Are you there Vodka? It's me, Tea
In the post post-modern 21st Century, as more and more art forms and genres undergo mash ups, mixes, and various other blends and permutations – and the culinary world sees its own shake up, as various ethnic traditions collide, deconstruct, and reform in new and exciting ways – so, too, has the tradition of tea been ushered into the new millennium.
In short, tea is no longer just for drinking straight anymore.
Over the past decade, tea has seen a rebirth in the form of infusions into beverages not normally associated with tea. From beverage companies, to mixologists and even party throwers, infusing tea into mixable drinks, alcohol, and soft drinks is a growing trend.
Scour the internet long enough and you will find scores and scores of recipes for infusing various types of liquor with unorthodox items, ranging from bacon to Skittles. Tea, also, is gaining in popularity as an infusion ingredient for different types of alcohol (usually vodka or bourbon).
With the economy in a precarious position, home infusion recipes have become a hot trend, as more and more people create their own recipes and concoctions – or use found recipes – to craft homemade gifts for birthdays and holidays.
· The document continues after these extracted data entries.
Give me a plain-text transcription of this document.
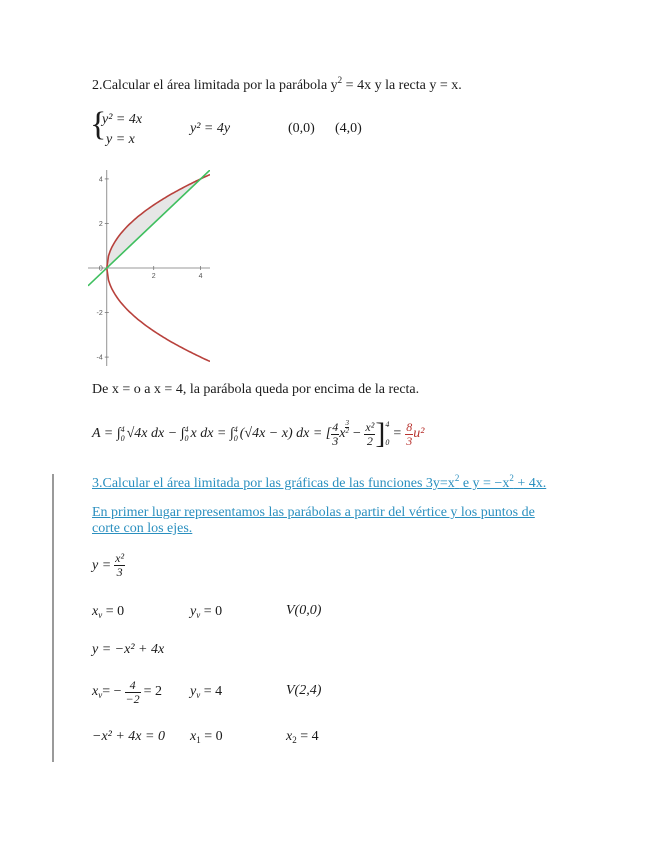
2.Calcular el área limitada por la parábola $y^2 = 4x$ y la recta y = x.
{
y² = 4x
y = x
y² = 4y	(0,0) (4,0)
2	4
4
2
0
-2
-4
De x = o a x = 4, la parábola queda por encima de la recta.
A = ∫ 4
0 √4x dx − ∫ 4
0 x dx = ∫ 4
0 (√4x − x) dx = [ $\frac{4}{3}$ x
3
$2 - \frac{\text{x²}}{2}$ ] 4
0
= $\frac{8}{3} u^2$
3.Calcular el área limitada por las gráficas de las funciones $3y=x^2$ e $y = -x^2 + 4x$.
En primer lugar representamos las parábolas a partir del vértice y los puntos de corte con los ejes.
$y = \frac{\text{x²}}{3}$
$x_v = 0$	$y_v = 0$	V(0,0)
y = −x² + 4x
x v = − $\frac{4}{-2} = 2$ $y_v = 4$	V(2,4)
−x² + 4x = 0 $x_1 = 0$	$x_2 = 4$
Associated Content offers a simple to make sweet tea vodka recipe that is perfect for parties or gift giving. This recipe suggests using Earl Grey tea, although green or mint tea may be used as well.
Bottled sweet tea vodka has seen a rise in popularity over the past couple of years, with the arrival of Firefly Sweet Tea Vodka. The Firefly brand had been around since 2004, and is the brainchild of Scott Newitt and Jim Irvin. According to a New York Times article from Feb. 10, 2009, Firefly initially distilled vodka flavored with muscadine wine, until they learned of another distillery based in California that began to manufacture green tea vodka. This inspired Newitt and Irvin to take it to the next level, by way of a Southern tradition.
"We wanted to be the Jack Daniels of vodka," Newitt told the Times. "I couldn't think of anything more Southern than Sweet Tea Vodka."
Beer, also, is a popular beverage to use tea as an ingredient. Over at the Serious Eats food blog, there is an article on American fruit beers. One of the beers profiled, Avery Dépuceleuse, features black tea as one of its ingredients.
Popular nightclubs also have taken notice of the tea infusion trend. The Tea Room at the popular Los Angeles lounge H.Wood is offering new cocktails which feature tea-infused alcohol. The Los Angeles Times profiled the Tea Room earlier this year, describing it as, "an exclusive one-room club within an already exclusive nightclub. Like a glammed-out Russian nesting doll, it is tucked inside the stolid concrete frame of h.wood, which is located at the far end of the Hollywood & Highland complex in the tawdry heart of Hollywood."
The article goes on to explain the history of the Tea Room, and how the owners took the former storage room and turned it into one of L.A.'s premiere nighttime hotspots. One of the Tea Room's investors, Sameer Gupta, is a tea plantation owner, and is the Tea Room's the resident "tea chef," whose tea-infused concoctions include the Prohibition Bourbon, a mixture of bourbon, cassis, soda, and Chinese vanilla tea.
It's not just distilleries and nightclubs that are getting in on the tea infusion act, however. Canada Dry last month unveiled its newest product: a White Tea Ginger Ale, to stand alongside its Green Tea Ginger Ale cousin, which hit the store shelves in 2008. Both the White Tea Ginger Ale and the Green Tea Ginger Ale are available in regular and diet; only the White Tea is flavored with Raspberry.
According to a press release on the Canada Dry website, the Green Tea Ginger Ale was awarded the Grand Prix New Product Award, the longest running award program in the food industry. "We listen to what consumers tell us. They want products that have additional benefits, like green tea, but they don't want to sacrifice taste. Canada Dry Green Tea Ginger Ale provides the benefits of added green tea and the crisp, clear taste of Canada Dry."
As we move forward through this new millennium, chefs, bartenders, distillers, and home cooks are continually discovering the versatility inherent in tea. Beyond being just a sipping beverage, tea's uses extend into the culinary arts – as an ingredient in sauces and rubs; into mixology, and bottled beverage production, making it a versatile (and delicious) addition to meals and drinks.